I even considered past-life explanations because I have a scar near my coccyx that looks like a surgical incision. The thing is, I’ve never had surgery, and never had an accident that would explain it.
I mentioned this to my friend Bertrand, an evolutionary astrologer who had been giving me readings since my early 20s. He was another person, like Gary, whom I projected a kind of paternal authority onto because of his truly gifted ability to understand your inner world.
It was easy to hang on to his every word, and on this subject, he said without equivocation, “That scar is from a past life. It’s as if someone betrayed you and stabbed you in the back.”
I didn’t fully believe it. But I didn’t dismiss it either.
For that reason, during the second week of antibiotics, I attended a five-day past-life regression training led by Dr. Brian Weiss (author of Many Lives, Many Masters) at the Omega Institute in Rhinebeck, New York.
Not because I wanted to learn the technique, but because he guided group regressions, and I thought something might be revealed, such as about the scar, its origin, maybe even about my case of Lyme.
Nothing like that came up.
But one detail stayed with me.

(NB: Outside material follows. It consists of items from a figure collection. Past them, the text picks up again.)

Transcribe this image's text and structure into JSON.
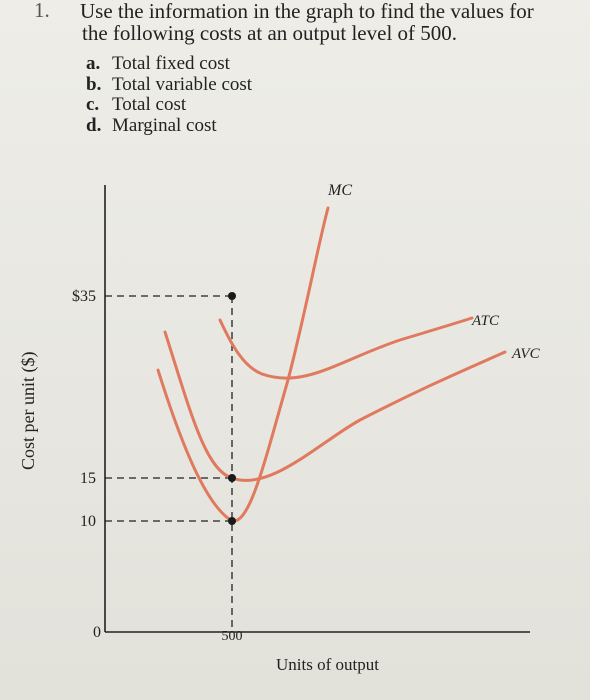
{
  "question": {
    "number": "1.",
    "prompt_line1": "Use the information in the graph to find the values for",
    "prompt_line2": "the following costs at an output level of 500.",
    "items": [
      {
        "letter": "a.",
        "text": "Total fixed cost"
      },
      {
        "letter": "b.",
        "text": "Total variable cost"
      },
      {
        "letter": "c.",
        "text": "Total cost"
      },
      {
        "letter": "d.",
        "text": "Marginal cost"
      }
    ]
  },
  "graph": {
    "ylabel": "Cost per unit ($)",
    "xlabel": "Units of output",
    "y_ticks": [
      "$35",
      "15",
      "10"
    ],
    "x_ticks": [
      "0",
      "500"
    ],
    "curve_labels": {
      "mc": "MC",
      "atc": "ATC",
      "avc": "AVC"
    },
    "curve_color": "#e07a5f"
  }
}
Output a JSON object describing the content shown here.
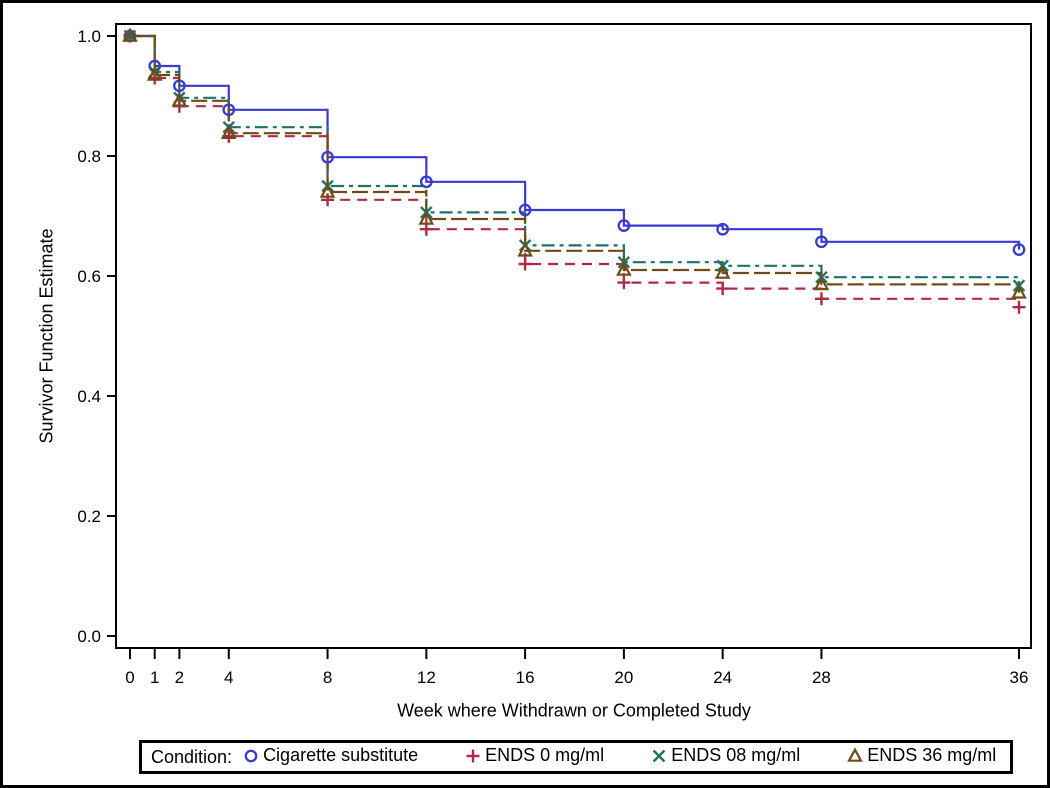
{
  "figure": {
    "background": "#ffffff",
    "border_color": "#000000"
  },
  "y_axis": {
    "title": "Survivor Function Estimate",
    "tick_labels": [
      "0.0",
      "0.2",
      "0.4",
      "0.6",
      "0.8",
      "1.0"
    ],
    "tick_values": [
      0.0,
      0.2,
      0.4,
      0.6,
      0.8,
      1.0
    ],
    "range": [
      0.0,
      1.0
    ]
  },
  "x_axis": {
    "title": "Week where Withdrawn or Completed Study",
    "tick_labels": [
      "0",
      "1",
      "2",
      "4",
      "8",
      "12",
      "16",
      "20",
      "24",
      "28",
      "36"
    ],
    "tick_values": [
      0,
      1,
      2,
      4,
      8,
      12,
      16,
      20,
      24,
      28,
      36
    ],
    "range": [
      0,
      36
    ]
  },
  "legend": {
    "title": "Condition:",
    "items": [
      {
        "label": "Cigarette substitute",
        "marker": "circle",
        "color": "#3a3ad1"
      },
      {
        "label": "ENDS 0 mg/ml",
        "marker": "plus",
        "color": "#b02a48"
      },
      {
        "label": "ENDS 08 mg/ml",
        "marker": "x",
        "color": "#1e7266"
      },
      {
        "label": "ENDS 36 mg/ml",
        "marker": "triangle",
        "color": "#6f4c16"
      }
    ]
  },
  "chart_data": {
    "type": "line",
    "subtype": "kaplan-meier-step",
    "title": "",
    "xlabel": "Week where Withdrawn or Completed Study",
    "ylabel": "Survivor Function Estimate",
    "x": [
      0,
      1,
      2,
      4,
      8,
      12,
      16,
      20,
      24,
      28,
      36
    ],
    "xlim": [
      0,
      36
    ],
    "ylim": [
      0.0,
      1.0
    ],
    "grid": false,
    "legend_position": "bottom",
    "series": [
      {
        "name": "Cigarette substitute",
        "marker": "circle",
        "color": "#3a3ad1",
        "dash": "solid",
        "values": [
          1.0,
          0.95,
          0.917,
          0.877,
          0.798,
          0.757,
          0.71,
          0.684,
          0.678,
          0.657,
          0.644
        ]
      },
      {
        "name": "ENDS 0 mg/ml",
        "marker": "plus",
        "color": "#b02a48",
        "dash": "dashed",
        "values": [
          1.0,
          0.93,
          0.883,
          0.833,
          0.727,
          0.678,
          0.62,
          0.589,
          0.579,
          0.562,
          0.548
        ]
      },
      {
        "name": "ENDS 08 mg/ml",
        "marker": "x",
        "color": "#1e7266",
        "dash": "dashdot",
        "values": [
          1.0,
          0.94,
          0.897,
          0.848,
          0.75,
          0.706,
          0.651,
          0.623,
          0.617,
          0.598,
          0.584
        ]
      },
      {
        "name": "ENDS 36 mg/ml",
        "marker": "triangle",
        "color": "#6f4c16",
        "dash": "longdash",
        "values": [
          1.0,
          0.935,
          0.892,
          0.838,
          0.74,
          0.695,
          0.642,
          0.61,
          0.605,
          0.586,
          0.572
        ]
      }
    ]
  }
}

On the first day, he spoke about the idea of snake venom as medicine, which also showed up in a regression he conducted on a participant.
(I had a vivid dream involving a snake, which I wrote about in the first article.)
This was one of the first of many coincidences I noticed during my six-year experience with Lyme. I didn’t expect them, and I didn’t go looking for them. But when they happened, they gave me a felt sense that what I was going through wasn’t entirely random, and that I wasn’t completely alone in it.
Considering how isolating and scary the journey was, these coincidences or “signs” were a kind of medicine and helped me keep going.
“They Don’t Work”
Three days after finishing the round of Ceftin, I returned to Dr. Kane’s office for a check-in.
Before that, I took time to write down the many symptoms I was still experiencing, which the doctor didn’t seem to pay much attention to.
Since Dr. Kane was in a hurry — as I would come to learn was common among many of the doctors I saw — I went through the list quickly, raising issues that weren’t met with the same level of concern.
That was that. Our encounter was over. I left the office with a summary of the visit and a one-page explainer on Lyme disease, advising me to “watch for tick bites” and noting that symptom resolution could take six to eighteen months.
While taking the antibiotics, I picked up a copy of Healing Lyme by herbalist Stephen Buhner. I began diligently following his protocol after learning that antibiotics alone don’t necessarily lead to a cure.
As I was leaving, I mentioned that I was taking herbs to Dr. Kane, and he said, “They don’t work,” and “Stay off the internet.”
I went back home with my paperwork, no scheduled follow-up, and no further guidance.